Fermilab Lattice QCD Computing Hardware
Modern computing hardware used in lattice gauge theory
calculations (such as in Fermilab's 127-node Myrinet cluster shown to
the right) had a price/performance that was better than
50¢/Megaflop. This can be compared with approximately
$1,000,000/MF on the VAX 11/780s on which the first numerical lattice
calculations were done 20 years ago, and $100/MF for Fermilab's ACPMAPS
computer in the early 1990s.
Our past and current production clusters are:
- 120-node cluster (qcd) (decommissioned
April 2010) with single-socket 2.8 GHz Pentium 4 processors and a
Myrinet
fabric,
- 486-node cluster (pion) (decommissioned
April 2010) with single-socket 3.2 GHz Pentium 640 processors and
an
Infiniband fabric,
- 600-node cluster (kaon) with dual-socket
dual-core
Opteron 270 (2.0 GHz) processors and a double-data-rate Infiniband
fabric,
- 856-node cluster (jpsi) with dual-socket
quad-core
Opteron 2352 (2.1 GHz) processors and a double-data-rate Infiniband
fabric and
- 420-node cluster (ds) with quad-socket
eight-core
Opteron 6128 (2.0 GHz) processors and a quad-data-rate Infiniband
fabric.
- 76-node cluster (dsg) with dual-socket
four-core Intel Xeon E5630 processors, two NVidia Tesla M2050 GPUs per node and a quad-data-rate Infiniband
fabric.
The Pentium processors on the qcd and pion
clusters had an 800 MHz front side bus. qcd used DDR memory,
and pion DDR2 memory. The Opteron processors on the kaon
also have 800 MHz front side buses, and use DDR memory. The processors
on the jpsi cluster use 1066 MHz DDR memory, and the processors
on the ds cluster use 1333 MHz DDR memory. Pictured on the top
left is one of the jpsi nodes.
The table below shows the measured performance of DWF
and asqtad inverters on all the Fermilab LQCD clusters. For qcd and pion,
the asqtad
numbers were taken on 64-node runs, 14^4 local lattice per node, and
the DWF numbers were taken on 64-node runs using Ls=16, averaging the
performance of 32x8x8x8 and 32x8x8x12 local lattice runs together. The
DWF and asqtad performance figures for kaon use 128-process
(32-node) runs, with 4 processes per node, one process per core. The
DWF and asqtad performance figures for jpsi use 128-process
(16-node) runs, with 8 processes per node, one process per core. The
DWF and asqtad performance figures for ds use 128-process
(4-node) runs, with 32 processes per node, one process per core.
| Cluster |
Processor |
Nodes |
DWF
Performance |
asqtad Performance |
| qcd |
2.8GHz Single
CPU Single Core P4E |
127 |
1400 MFlops/node |
1017 MFlops/node |
| pion |
3.2GHz Single
CPU Single Core Pentium 640 |
486 |
1729 MFlops/node |
1594 MFlops/node |
| kaon |
2.0GHz Dual CPU
Dual Core Opteron |
600 |
4703 MFlops/node |
3832 MFlops/node |
| jpsi |
2.1GHz Dual CPU
Quad Core Opteron |
856 |
10061 MFlops/node |
9563 MFlops/node |
| ds |
2GHz Quad CPU
Eight Core Opteron |
420 |
51520 MFlops/node |
50553 MFlops/node |
The jpsi cluster uses PCI Express Infiniband
network interface cards in each node, 50 24-port leaf Infiniband
switches and one 288-port
spine Infiniband switch. All nodes connect to the leaves and the
leaves with 3:1 oversubscription (6 uplinks per leaf) connect to the
spine. Each jpsi node achieves a peak (measured over MPI)

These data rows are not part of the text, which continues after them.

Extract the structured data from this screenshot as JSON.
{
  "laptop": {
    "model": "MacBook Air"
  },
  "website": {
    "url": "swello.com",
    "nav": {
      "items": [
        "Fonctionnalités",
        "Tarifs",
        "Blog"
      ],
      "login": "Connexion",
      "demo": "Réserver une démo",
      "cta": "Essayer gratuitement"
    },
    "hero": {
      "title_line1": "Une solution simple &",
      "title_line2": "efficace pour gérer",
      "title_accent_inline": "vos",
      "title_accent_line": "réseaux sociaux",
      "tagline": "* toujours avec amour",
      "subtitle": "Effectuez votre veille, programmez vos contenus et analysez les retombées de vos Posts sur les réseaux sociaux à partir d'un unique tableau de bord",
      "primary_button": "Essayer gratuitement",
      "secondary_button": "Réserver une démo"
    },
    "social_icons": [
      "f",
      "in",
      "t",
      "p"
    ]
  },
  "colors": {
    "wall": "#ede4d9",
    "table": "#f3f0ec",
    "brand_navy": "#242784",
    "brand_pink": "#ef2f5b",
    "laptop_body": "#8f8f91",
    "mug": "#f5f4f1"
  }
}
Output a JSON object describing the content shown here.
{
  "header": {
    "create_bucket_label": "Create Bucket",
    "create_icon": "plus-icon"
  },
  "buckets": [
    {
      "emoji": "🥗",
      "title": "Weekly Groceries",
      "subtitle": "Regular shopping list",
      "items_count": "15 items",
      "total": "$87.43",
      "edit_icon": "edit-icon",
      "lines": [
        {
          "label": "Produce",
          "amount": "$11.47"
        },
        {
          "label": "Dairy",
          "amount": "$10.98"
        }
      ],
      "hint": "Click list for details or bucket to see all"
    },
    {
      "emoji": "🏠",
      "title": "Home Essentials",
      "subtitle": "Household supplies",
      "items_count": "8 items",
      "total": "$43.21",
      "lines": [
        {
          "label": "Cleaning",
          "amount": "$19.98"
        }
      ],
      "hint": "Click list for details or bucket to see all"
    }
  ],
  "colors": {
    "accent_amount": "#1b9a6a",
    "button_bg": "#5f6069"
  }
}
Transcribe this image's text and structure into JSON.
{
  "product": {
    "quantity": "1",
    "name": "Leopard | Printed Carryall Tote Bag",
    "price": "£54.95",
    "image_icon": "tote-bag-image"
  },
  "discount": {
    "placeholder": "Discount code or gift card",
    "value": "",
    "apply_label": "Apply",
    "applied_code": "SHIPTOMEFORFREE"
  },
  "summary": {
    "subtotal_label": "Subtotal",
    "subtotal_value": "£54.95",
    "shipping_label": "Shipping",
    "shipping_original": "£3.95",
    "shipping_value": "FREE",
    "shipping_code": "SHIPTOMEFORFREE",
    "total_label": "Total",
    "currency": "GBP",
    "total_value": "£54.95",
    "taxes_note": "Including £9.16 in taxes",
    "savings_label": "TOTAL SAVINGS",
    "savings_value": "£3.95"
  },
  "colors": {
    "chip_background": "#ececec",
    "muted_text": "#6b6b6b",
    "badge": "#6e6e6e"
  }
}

unidirectional bandwidth of 1315 MB/sec and bidirectional bandwidth of
2160 MB/sec. While jpsi uses double data rate Infiniband, the ds
cluster uses quad rate Infiniband, with measured maximum unidirectional
bandwidth of 2640 MB/sec and maximum bidirectional bandwidth of 4980
MB/sec. Pictured on the right is a 288-port Infiniband spine switch.
|